The project was a process of decoding the absence of Chicano representation in the archives. Her research focused on how Chicanos and other identities are reduced when they are lumped together under a single “multicultural” identity.
For example, she said, a 1990 GW recruitment document for “multicultural student populations” does not mention a single specific group of students. This lack of naming is an example of how individual cultural and ethnic identities are generally categorized as “other” by the term multicultural, she said.
Graduate Student Amanda Figueroa discussed the political nature of the Chicano identity in her presentation.
“What the archive preserves through this document is the institutional memory of wanting to reach these populations,” Ms. Figueroa said.
Additionally, coverage of the 1968 “Poor People’s Campaign” in D.C. by GW’s student-run newspaper the GW Hatchet avoids any mention of Chicano organizers such as Corky Gonzalez and Reies Tijerina, Ms. Figueroa said.
“Gonzalez and Tijerina felt that race and class were inexorably linked and could not be dealt with as separate issues,” Ms. Figueroa said. “Their leadership in this campaign contributed to that focus, but in the University Archives we can only find that message recorded from the mouths of student newspaper writers.”
Religion in Academics and Practice
Mr. Lisbon said he was drawn to the topic of religion because of his own relationship with it. As an active leader in GW campus ministry, he had a nagging feeling religion was being overlooked.
“Rather than celebrating faith, we often tend to downplay it because of the negative connotations that it has in modern society,” Mr. Lisbon said.

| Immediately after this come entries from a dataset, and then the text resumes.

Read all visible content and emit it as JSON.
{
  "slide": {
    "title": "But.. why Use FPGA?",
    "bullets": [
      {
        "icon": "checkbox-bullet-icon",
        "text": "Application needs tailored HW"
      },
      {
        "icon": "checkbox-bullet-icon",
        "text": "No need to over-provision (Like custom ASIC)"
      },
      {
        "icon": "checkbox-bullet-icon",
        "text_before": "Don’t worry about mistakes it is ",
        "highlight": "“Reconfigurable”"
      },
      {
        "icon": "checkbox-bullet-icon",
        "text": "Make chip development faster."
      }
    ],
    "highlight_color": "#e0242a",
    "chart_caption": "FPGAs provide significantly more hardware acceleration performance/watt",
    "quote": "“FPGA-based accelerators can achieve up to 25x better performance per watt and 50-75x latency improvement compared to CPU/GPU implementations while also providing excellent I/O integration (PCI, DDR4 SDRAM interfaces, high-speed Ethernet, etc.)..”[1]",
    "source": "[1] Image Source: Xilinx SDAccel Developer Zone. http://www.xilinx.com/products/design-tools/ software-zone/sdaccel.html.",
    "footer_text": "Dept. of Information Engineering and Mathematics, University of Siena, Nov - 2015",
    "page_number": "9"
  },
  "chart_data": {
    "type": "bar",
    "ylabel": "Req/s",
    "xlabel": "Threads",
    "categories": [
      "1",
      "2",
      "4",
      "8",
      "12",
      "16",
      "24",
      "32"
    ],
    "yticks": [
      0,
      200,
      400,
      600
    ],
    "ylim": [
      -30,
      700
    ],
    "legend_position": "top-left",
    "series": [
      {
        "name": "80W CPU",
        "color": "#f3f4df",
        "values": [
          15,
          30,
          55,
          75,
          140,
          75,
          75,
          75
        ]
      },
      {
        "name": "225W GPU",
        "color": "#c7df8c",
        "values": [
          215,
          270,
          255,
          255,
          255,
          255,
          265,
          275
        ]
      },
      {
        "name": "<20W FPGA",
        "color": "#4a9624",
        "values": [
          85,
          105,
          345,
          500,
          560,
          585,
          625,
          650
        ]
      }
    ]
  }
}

In his research, Mr. Lisbon tracked the level and type of participation in religious communities at GW through archival materials such as photos of chapel services and prep materials for “Religion in Student Life Week.”
He also interviewed Dewey Wallace, GW professor emeritus of Christianity and religion in America. Dr. Wallace proved an invaluable source because he kept a detailed collection of his work and the work of GW students, Mr. Lisbon said.
The project begins with the founding of GW by Baptist missionary Luther W. Rice in 1821 and includes the history of the university’s only chaplain, Steven R. Sizoo, and an exploration of the struggle of the Religion Department to find its footing between religious practice and study.
Map of GW circa 1950.
“There was this idea that ‘we need to keep people in the tradition they were raised in,’” Mr. Lisbon said. “The religion department didn’t know where they fit in, but eventually focused exclusively on academics.”
A striking element of the history is the “all-faith religious center” proposed by former GW President Thomas Henry Carol in 1961 as a meeting place for all religious communities. The project was canceled when Mr. Carol suddenly died in 1964, Mr. Lisbon said.
Though it was never built, the university archives preserves the idea of an all-faith center at the university.
Mr. Lisbon explained that the university focused mainly on Christianity and Judaism until the mid-1960s when Eastern religions took a more prominent place in university culture. From 1975 to the late 1990s, college campuses became increasingly secular.
Today there is vibrant but less prominent community of 10 religious groups on campus, he said.
“Doing this research gave me a lot of anxiety about the religious community at GW,” Mr. Lisbon said. “What I found was that there are a lot of places where you can find religious conversation and intersectional conversation here at GW, but you have to look for it.”